As I graduated high school and moved onto college, becoming a teacher was never really in my imagined career path. I always thought that “when I grew up,” I was going to become a doctor or a stem cell researcher and really make a difference by helping others. So, I majored in chemistry, took all of the pre-med required courses, and worked in a lab conducting stem cell research. I was on the path headed towards medical school.
I was challenged by my classes and intrigued by the research, but I still wanted to help others. So, I spent a lot of my time organizing community service projects, coordinating blood drives, and volunteering at local high schools. College flew by, and by the time I was starting my senior year, I wasn’t in the medical school application process like my pre-med peers. I did, however, start the chapter of Strive for College at NYU, an organization where college undergraduates mentor underserved high school juniors and seniors throughout their college application process and successfully built relationships with public high schools near our campus.
The summer before my senior year I started receiving emails from Teach for America. I didn’t take them seriously at first because teaching wasn’t in my planned career path, but then I started going to the informational sessions and meeting recruiters (mainly for the free food, I was a college student on a budget). After realizing that medical school wasn’t my next step right after college, I decided to apply for Teach for America.

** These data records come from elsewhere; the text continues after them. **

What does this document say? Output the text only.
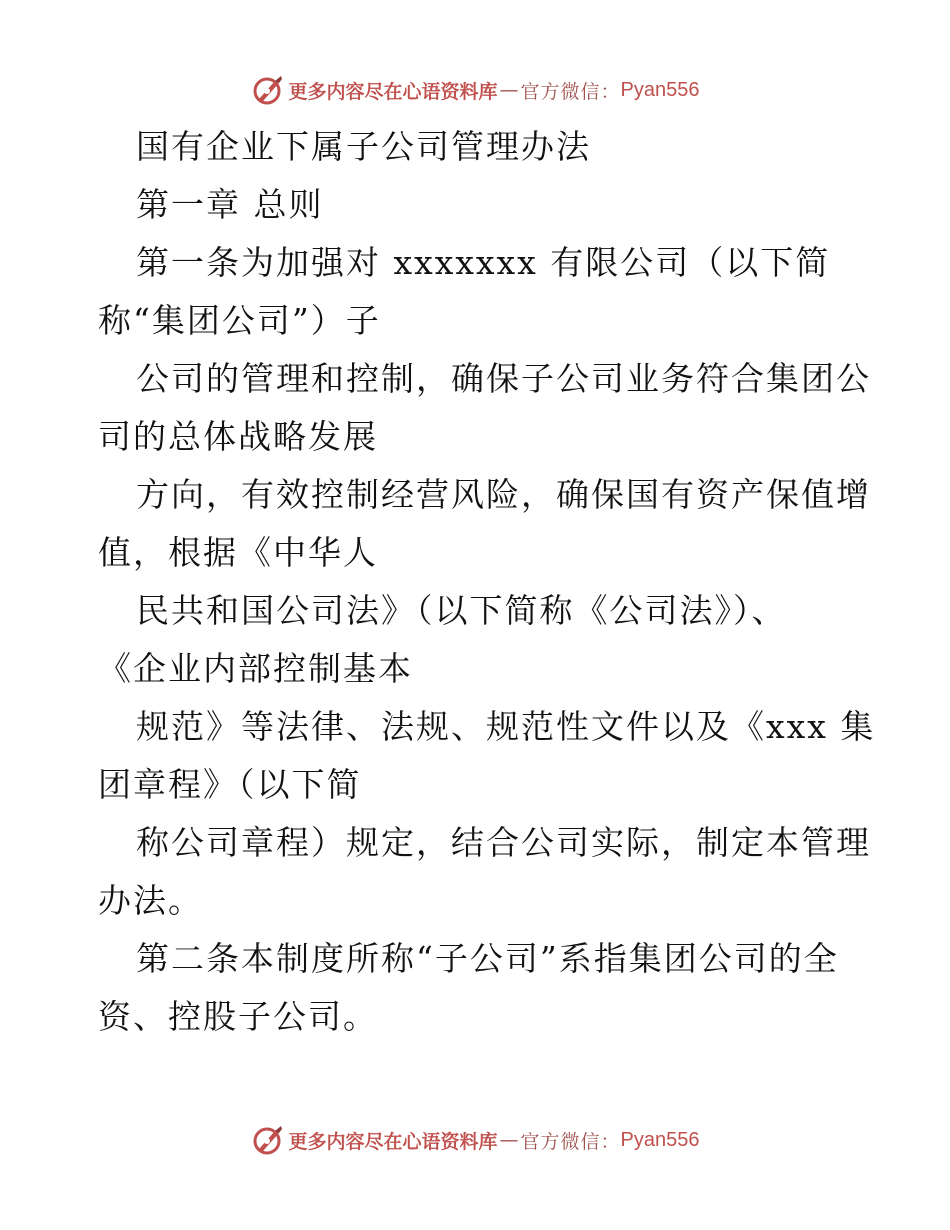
更多内容尽在心语资料库 — 官方微信： Pyan556
国有企业下属子公司管理办法
第一章 总则
第一条为加强对 xxxxxxx 有限公司（以下简
称“集团公司”）子
公司的管理和控制，确保子公司业务符合集团公
司的总体战略发展
方向，有效控制经营风险，确保国有资产保值增
值，根据《中华人
民共和国公司法》（以下简称《公司法》）、
《企业内部控制基本
规范》等法律、法规、规范性文件以及《xxx 集
团章程》（以下简
称公司章程）规定，结合公司实际，制定本管理
办法。
第二条本制度所称“子公司”系指集团公司的全
资、控股子公司。
更多内容尽在心语资料库 — 官方微信： Pyan556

I was one of those TFAers — the ones that bring some of the most criticism to Teach for America. My plan was to teach for the required two years, gain some experience, and then go to medical school.

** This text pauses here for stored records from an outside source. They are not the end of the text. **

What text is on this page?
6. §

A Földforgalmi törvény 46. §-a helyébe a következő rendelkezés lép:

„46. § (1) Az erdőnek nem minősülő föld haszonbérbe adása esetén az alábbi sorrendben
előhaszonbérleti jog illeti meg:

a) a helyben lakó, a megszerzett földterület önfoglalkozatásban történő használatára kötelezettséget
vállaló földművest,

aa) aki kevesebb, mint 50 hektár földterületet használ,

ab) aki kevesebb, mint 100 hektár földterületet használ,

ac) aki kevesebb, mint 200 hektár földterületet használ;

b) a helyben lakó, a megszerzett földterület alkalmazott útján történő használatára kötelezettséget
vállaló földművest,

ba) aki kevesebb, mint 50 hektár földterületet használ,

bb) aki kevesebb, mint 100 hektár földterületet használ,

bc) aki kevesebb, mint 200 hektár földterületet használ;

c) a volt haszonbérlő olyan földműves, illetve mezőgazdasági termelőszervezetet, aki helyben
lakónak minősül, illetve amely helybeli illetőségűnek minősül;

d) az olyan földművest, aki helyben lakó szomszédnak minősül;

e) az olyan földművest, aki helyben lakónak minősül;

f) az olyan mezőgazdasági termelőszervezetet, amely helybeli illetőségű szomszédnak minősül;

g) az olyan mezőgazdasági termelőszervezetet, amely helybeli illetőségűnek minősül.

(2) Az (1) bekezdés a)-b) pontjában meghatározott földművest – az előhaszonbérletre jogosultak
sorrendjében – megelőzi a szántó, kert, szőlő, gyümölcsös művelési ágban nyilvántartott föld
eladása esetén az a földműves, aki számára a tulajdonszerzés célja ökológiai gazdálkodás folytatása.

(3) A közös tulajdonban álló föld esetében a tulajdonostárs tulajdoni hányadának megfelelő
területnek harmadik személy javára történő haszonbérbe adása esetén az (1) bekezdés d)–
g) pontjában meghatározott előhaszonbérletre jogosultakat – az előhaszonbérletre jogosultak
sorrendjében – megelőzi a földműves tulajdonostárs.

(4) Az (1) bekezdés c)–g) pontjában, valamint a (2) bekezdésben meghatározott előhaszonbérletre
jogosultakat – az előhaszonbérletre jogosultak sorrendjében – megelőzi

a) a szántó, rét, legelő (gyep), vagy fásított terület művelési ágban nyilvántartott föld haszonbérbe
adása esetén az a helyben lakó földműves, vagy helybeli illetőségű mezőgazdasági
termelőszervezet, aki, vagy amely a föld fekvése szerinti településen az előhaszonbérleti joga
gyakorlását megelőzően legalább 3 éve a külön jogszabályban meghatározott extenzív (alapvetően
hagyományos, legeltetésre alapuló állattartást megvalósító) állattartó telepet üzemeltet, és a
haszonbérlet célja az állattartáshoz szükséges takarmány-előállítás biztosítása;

Life doesn’t always happen as you plan. My first year of teaching was hard. I don’t think anything could have prepared me for that. I had classes of 40 students, running a blended learning three station rotation, based off of a curriculum that I had to create (as a first year teacher), all while taking graduate classes at LMU to earn my credential and master’s degree. It was crazy and probably one of the most challenging things I have ever done, but I survived.

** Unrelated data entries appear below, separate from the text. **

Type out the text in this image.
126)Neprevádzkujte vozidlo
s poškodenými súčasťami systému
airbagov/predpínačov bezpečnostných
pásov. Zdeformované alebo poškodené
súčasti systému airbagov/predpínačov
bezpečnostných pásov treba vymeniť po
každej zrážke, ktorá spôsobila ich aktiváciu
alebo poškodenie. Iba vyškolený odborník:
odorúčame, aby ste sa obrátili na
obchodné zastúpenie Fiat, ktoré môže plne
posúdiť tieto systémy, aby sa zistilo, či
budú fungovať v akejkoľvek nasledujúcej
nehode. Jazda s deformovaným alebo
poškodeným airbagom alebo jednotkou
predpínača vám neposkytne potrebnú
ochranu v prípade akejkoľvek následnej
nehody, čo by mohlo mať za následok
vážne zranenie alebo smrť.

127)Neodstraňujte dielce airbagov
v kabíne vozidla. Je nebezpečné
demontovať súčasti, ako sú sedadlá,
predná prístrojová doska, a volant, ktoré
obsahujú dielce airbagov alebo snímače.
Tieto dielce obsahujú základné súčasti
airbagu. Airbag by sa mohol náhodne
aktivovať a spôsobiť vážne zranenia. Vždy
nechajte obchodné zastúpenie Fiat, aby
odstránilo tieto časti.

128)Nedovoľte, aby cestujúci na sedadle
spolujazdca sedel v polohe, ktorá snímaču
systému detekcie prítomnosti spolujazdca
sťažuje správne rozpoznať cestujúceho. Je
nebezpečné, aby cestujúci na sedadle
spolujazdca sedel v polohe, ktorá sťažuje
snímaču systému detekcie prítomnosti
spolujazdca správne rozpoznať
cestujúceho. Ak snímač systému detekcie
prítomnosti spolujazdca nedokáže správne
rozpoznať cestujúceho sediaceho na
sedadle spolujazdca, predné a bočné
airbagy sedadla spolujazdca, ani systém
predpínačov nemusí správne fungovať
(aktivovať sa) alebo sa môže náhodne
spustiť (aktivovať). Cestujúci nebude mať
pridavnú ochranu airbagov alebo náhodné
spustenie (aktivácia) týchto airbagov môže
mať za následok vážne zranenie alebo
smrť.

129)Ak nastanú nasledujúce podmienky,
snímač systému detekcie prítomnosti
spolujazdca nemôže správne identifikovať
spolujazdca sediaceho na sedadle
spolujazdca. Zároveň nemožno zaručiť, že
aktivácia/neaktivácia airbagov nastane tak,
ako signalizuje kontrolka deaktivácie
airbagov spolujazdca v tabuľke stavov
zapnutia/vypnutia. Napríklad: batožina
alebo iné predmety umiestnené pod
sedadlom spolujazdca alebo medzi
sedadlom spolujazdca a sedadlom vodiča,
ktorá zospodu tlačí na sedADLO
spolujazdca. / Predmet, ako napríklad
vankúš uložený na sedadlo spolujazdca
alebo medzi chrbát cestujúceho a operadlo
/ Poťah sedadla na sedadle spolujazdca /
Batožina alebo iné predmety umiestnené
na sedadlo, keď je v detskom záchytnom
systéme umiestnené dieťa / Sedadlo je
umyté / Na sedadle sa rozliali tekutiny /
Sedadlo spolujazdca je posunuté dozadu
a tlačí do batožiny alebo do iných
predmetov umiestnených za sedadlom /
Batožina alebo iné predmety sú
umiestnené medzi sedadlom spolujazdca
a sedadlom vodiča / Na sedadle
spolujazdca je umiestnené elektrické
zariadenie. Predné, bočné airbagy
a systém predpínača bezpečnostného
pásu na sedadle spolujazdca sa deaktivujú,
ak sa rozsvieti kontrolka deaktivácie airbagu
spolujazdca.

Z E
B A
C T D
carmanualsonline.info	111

My second year got a lot easier. I was still taking graduate classes at LMU and creating my own curriculum, but I had the experience of my first year behind me. My second year turned into my third year where I was part of the Third Year Fellowship, and then my fourth year where I was mentoring TFA corps members.
Looking back five years later I don’t know where the time has gone. I love being a teacher, writing engaging and relevant curriculum and forming meaningful relationships with my students. I am so thankful for the opportunity that Teach for America has provided me. Although teaching was not originally what I wanted to be “when I grow up,” it is now my career.
Recently, a former student from the first class that I ever taught came back to visit. She is in her third year at UC Santa Cruz and graduating a year early thanks to the credits that she earned while in high school. She shared with me how much she was impacted by her high school teachers, some of them (including me!) TFA, and that she is applying to Teach for America. I know one day that she will be an awesome teacher.
This is why I teach. All students — no matter their race, socioeconomic status or school — deserve some really awesome teachers that care about them and their futures. Nobody is perfect, and neither is Teach for America, but the organization is striving to make a difference and provide alternate opportunities for educators (like me and my former student) to earn their teaching credential. I am proud to say that I am an alum and wouldn’t be in the classroom today if it wasn’t for Teach for America.